In a statement, McConnell said he opposes Trump’s idea on the filibuster.
Questions over which party will get blamed for the shutdown of many government services dominated Washington talk shows Sunday.
The current standoff has its roots in September, when Trump revoked President Obama’s DACA program, which protected from deportation nearly 800,000 young undocumented immigrants brought to the United States as children. Trump’s rationale was Obama’s executive order creating the program was illegal and Congress should pass a law authorizing it.
At the time, many warned that Trump’s decision would force too much on the already crowded plate of Congress. Now, five months later, the issue of whether or not to reinstate DACA is central to the budget deadlock and government shutdown, which began Friday at midnight.
The bipartisan group of senators has sought to craft a compromise short-term spending plan that they could present to their respective leadership teams.
Any compromise would have to address Republican plans to secure the border along with Democratic hopes to protect the immigrants who were covered by DACA.

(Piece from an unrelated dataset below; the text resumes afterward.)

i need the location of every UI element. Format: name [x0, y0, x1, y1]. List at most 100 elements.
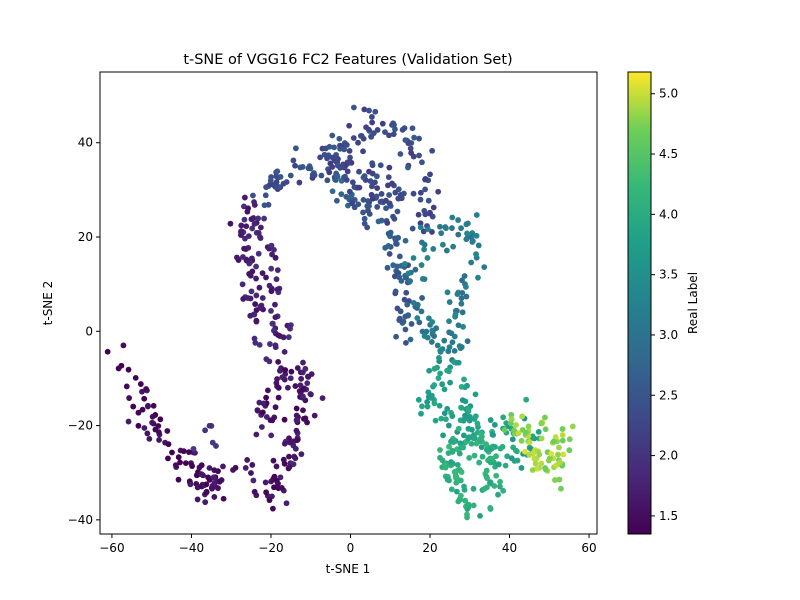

The Trump administration has demanded major changes to the country’s legal immigration system and full funding for Trump’s proposed border wall between the United States and Mexico.
Those new demands torpedoed a bipartisan proposal that looked to have been on track to passage just weeks ago. The measure, which was negotiated by 20 Republican and Democratic senators, would have kept the government open, solved challenges such as DACA and expiring funding for the Children’s Health Insurance Program, and given the administration money for the border wall.
Reports have said Trump was ready to make the deal, but anti-immigration forces in the White House such as policy adviser Stephen Miller and chief of staff John Kelly later convinced the president that he should be tougher.
“As long as [White House aide] Stephen Miller is in charge of negotiating immigration, we are going nowhere. He’s been an outlier for years,” Graham said.
Ryan said Democrats should agree to the temporary funding measure and then have a separate policy fight around immigration.
“We are waiting for the Senate Democrats to open the government back up,” Ryan said on CBS’s “Face the Nation” Sunday morning.
The White House released a set of photos showing Trump “working in the White House” over the weekend, along with a list of congressional officials with whom the president and his top staffers were in regular contact on Sunday.
But some mocked the photos the White House released, particularly one in which Trump is dramatically posing with a phone next to his ear.
“Not sure who, if anyone, was on the other end of that call, but it wasn’t Senate Democrats,” tweeted Massachusetts Senator Ed Markey. “We stand ready to make a deal but @realDonaldTrump needs to do his job and negotiate in good faith.”